Previously, Khamenei called the protests a “foreign enemy’s counterattack,” financed by a “stinking rich government” in the region, in what some believe was a reference to Saudi Arabia.

The protesters were expressing dissatisfaction with corruption, Khamenei insisted, not the Islamic Revolution and system of government itself. He said, “Our nation will withstand many deprivations, but we will not remain silent toward corruption and discrimination.”

Conservative and reformist lawmakers have both recently spoken of “systematic corruption” in Iran, which is ranked 131 among 178 countries in the latest report by Transparency International.

In a poll published in Iran, 75 percent of those who responded said they are unhappy with conditions in the country, and 31 percent have given up hope of reform.
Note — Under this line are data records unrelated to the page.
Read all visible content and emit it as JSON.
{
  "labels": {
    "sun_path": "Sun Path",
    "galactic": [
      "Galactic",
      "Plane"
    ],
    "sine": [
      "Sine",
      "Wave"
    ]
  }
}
The fact that this poll was published is noteworthy, given the fear of reprisal that exists in Iran.

On February 2nd, Tehran’s provisional Friday Prayer Leader Ayatollah Ahmad Khatami said that, according to Shia religious rules, the just sentence for those who “pour into the street” and “oppose the ruler” is the death penalty. He described those who rise against the establishment as “baghi,” an Arabic word that literally translates to “tyrant or aggressor.”

Numerous reports, accusations and legal cases exposing large-scale corruption by senior officials and their relatives have surfaced in the last few years. The recent protests in Iran that began on December 28, 2017 in the holy city of Mashhad, quickly spread across the country. While demonstrators expressed anger over price hikes, inflation, corruption within the regime soon became its focus. Protesters shouting slogans against the clerical rule in the country, including against the Supreme Leader himself, and called for regime change.